Foto: krockenmitte/photocase.de

Reformationsbotschafterin Margot Käßmann betete gemeinsam mit den Volunteers und Mitarbeitern des Vereins für die 25-jährige Kolumbianerin und ihre Hinterbliebenen.

Nach dem Unfalltod einer freiwilligen Helferin des Vereins Reformationsjubiläum 2017 ist am Mittwoch in Wittenberg der Verstorbenen gedacht worden. Reformationsbotschafterin Margot Käßmann betete gemeinsam mit den Volunteers und Mitarbeitern des Vereins für die 25-jährige Kolumbianerin und ihre Hinterbliebenen.

Die junge Frau war nach Polizeiangaben am Dienstagabend in Wittenberg mit ihrem Fahrrad aus einer Seitengasse gekommen und auf einen stehenden Funkstreifenwagen der Polizei gestoßen. Sie geriet daraufhin in den Gegenverkehr und kollidierte mit einem Auto. Durch den Unfall wurde die Radfahrerin so schwer verletzt, dass sie später im Krankenhaus verstarb.

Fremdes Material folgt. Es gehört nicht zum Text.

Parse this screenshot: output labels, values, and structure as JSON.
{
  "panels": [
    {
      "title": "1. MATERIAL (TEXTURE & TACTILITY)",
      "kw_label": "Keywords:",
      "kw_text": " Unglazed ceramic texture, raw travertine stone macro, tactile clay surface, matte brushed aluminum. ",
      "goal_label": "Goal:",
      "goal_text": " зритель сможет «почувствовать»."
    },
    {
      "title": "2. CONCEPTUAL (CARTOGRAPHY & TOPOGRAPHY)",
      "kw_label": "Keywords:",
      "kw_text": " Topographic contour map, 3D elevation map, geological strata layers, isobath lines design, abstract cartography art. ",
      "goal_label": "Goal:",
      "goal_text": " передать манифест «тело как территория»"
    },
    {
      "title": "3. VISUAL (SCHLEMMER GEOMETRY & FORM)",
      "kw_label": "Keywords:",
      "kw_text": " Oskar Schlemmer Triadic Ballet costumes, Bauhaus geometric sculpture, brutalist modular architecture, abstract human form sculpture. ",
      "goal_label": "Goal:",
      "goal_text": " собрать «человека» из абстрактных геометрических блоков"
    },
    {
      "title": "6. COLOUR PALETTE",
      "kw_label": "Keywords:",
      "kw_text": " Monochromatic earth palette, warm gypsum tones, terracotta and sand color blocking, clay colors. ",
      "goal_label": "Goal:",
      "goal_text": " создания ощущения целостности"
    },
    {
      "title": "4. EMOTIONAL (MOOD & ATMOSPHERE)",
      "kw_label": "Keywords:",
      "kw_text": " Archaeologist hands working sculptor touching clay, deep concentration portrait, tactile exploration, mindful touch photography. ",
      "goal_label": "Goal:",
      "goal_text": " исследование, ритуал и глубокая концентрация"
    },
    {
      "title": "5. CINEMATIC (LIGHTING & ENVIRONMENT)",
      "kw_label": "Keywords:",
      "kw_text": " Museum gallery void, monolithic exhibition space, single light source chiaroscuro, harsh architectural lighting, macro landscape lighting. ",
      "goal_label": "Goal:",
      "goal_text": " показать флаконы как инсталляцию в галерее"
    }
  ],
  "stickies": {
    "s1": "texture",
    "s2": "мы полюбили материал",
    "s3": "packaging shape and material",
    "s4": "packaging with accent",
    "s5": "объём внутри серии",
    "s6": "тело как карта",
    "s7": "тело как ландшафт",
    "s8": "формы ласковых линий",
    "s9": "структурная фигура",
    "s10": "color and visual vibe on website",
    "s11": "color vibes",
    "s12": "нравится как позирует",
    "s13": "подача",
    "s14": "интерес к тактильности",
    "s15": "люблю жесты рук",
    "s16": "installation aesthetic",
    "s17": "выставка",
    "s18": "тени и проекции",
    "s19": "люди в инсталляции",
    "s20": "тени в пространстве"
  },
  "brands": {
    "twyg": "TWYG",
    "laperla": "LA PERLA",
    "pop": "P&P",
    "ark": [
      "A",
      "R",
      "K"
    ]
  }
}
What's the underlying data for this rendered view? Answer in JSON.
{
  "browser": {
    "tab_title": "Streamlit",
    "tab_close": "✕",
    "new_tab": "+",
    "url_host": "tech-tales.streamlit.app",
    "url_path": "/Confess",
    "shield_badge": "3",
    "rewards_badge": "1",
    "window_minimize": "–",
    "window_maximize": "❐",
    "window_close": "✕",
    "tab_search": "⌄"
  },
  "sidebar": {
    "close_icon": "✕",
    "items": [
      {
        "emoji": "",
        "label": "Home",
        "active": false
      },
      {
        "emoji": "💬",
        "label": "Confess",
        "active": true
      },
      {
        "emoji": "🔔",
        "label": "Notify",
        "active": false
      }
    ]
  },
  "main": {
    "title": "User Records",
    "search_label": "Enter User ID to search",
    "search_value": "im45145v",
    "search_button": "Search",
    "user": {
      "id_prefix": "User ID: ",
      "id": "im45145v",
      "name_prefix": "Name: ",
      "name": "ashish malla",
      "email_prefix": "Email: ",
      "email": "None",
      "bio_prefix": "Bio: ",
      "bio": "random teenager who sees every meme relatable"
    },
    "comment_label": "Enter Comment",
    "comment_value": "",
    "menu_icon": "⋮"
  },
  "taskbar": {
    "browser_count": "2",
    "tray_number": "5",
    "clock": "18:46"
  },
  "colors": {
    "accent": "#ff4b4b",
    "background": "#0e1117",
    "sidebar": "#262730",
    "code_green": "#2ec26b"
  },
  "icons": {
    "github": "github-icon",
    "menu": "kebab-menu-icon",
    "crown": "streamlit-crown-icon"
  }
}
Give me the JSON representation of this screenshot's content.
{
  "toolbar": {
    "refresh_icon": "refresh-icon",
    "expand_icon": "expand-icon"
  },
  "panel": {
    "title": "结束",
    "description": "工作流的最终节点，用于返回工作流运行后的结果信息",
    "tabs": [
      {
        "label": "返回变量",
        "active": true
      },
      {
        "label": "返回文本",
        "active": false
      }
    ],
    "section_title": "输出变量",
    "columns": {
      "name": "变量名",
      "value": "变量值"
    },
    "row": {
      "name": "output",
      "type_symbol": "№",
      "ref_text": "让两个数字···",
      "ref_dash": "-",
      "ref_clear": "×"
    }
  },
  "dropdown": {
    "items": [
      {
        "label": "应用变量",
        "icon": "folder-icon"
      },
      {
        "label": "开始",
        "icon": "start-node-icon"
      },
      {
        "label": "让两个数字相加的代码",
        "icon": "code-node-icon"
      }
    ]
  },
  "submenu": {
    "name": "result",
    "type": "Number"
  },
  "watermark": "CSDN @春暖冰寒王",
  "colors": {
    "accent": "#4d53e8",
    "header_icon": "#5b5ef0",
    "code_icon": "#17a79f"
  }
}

Zur Betreuung der Unfallbeteiligten, darunter auch weitere Reformations-Volunteers, kamen ein Kriseninterventionsteam des Landkreises Wittenberg und ein Seelsorger der Polizei zum Einsatz. Die Ermittlungen zur Klärung der Verkehrsunfallursache dauern an.

Rund 240 freiwillige Helfer sind nach Angaben des Vereins für das 500. Reformationsjubiläum in diesem Jahr in die Lutherstadt Wittenberg gekommen. Sie unterstützten den Organisator der Feierlichkeiten beim Festwochenende zum 36. Deutschen Evangelischen Kirchentag Ende Mai, betreuen die bis Ende kommender Woche laufende Weltausstellung im Altstadtring und helfen bei den Konfirmanden-Camps.